Well, if he is, he’s more convincing than any of them. I’ll never hear the word “gravitas” again without thinking of him. This guy is like
hewn from gravitas. The procedure in our city, he said, is that if you are found guilty you get to propose the penalty that you think would be fair. Then the accusers pose another penalty, harsher of course, and then the jury votes on the penalty, often aiming for the mean. This procedure worked to Socrates’ detriment. My friend was famous for his irony, and he was not inclined to abandon it, not even with his life hanging in the balance. I should say
especially when his life hung in the balance, since to cower before death, showing a readiness to do anything, throw overboard any principle, in order to stave off death just a few moments longer—for it is only a few moments from the standpoint of eternity—is unmanly.
That’s an interesting perspective you’ve got there on death, I told him, but just one helpful hint. I’d avoid the use of adjectives like “unmanly.” They can come off sounding sexist, as if you think maybe men are superior to women.
How’d he take that? I asked Cheryl.
Surprisingly well, Cheryl said, especially for someone so old-school. He thanked me for my advice, promising that he’d try to remember to avoid sexist words in the future. I have not failed to notice, he said, how differently women are regarded in your society compared to mine. It had always struck me as an unreasonable waste of human resources to keep talented women secluded in their homes, which is what our practice is.* Yours is a much more rational way of utilizing human potential.
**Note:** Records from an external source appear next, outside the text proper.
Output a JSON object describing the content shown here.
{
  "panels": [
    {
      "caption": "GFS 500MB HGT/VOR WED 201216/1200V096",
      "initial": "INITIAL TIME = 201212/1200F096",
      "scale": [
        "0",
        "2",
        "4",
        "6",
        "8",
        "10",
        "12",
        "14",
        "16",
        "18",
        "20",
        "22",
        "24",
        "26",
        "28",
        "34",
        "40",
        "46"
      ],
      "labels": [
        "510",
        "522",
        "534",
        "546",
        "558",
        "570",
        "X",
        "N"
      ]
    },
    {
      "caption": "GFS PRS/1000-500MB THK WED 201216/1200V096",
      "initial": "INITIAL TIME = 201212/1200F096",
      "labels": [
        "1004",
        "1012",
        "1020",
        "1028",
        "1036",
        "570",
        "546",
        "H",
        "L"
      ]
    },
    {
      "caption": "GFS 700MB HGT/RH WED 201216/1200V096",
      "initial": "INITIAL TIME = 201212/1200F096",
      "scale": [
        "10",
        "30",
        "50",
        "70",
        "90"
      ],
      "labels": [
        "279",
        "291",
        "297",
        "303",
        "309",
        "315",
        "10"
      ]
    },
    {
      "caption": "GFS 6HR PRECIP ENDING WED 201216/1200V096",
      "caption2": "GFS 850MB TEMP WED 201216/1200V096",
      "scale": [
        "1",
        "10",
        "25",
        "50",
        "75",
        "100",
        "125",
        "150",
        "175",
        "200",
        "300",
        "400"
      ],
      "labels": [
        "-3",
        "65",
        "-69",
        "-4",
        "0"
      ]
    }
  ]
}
So let me amend my last statement and say rather that Socrates held it to be
ignoble for a person to undertake an action with the only aim of postponing death, especially since the proposition that death is an evil turns out to be non-trivial to justify.† During his sentencing, Socrates made a point of mentioning Achilles, who is considered throughout Greece to have been the greatest legendary hero. Achilles had been given the choice of either a brief but glorious life or a prolonged but less exceptional life. Of course, Achilles made the heroic choice, and so did Socrates, though I should mention that my friend had already reached his seventieth year, so the option of a short life was foreclosed.* Nevertheless, he would not succumb to the indignity of acting only to eschew imminent death, especially when doing so required violation of the principles on which he had lived out his life. So when asked to propose a penalty that would accurately reflect his culpability Socrates responded that since he had performed an invaluable service to his city, trying to wake its citizenry from its sleep of complacency, and had never asked for any recompense for his services, the city, if it truly wished to show justice toward him, should vote him free meals for life at the Prytaneum. That was the penalty he proposed after he’d already been voted guilty of a capital offense (
Apology 36c– d).
That’s some chutzpah your friend had there, I said to him.
Chutzpah? he asked me. This word I do not know.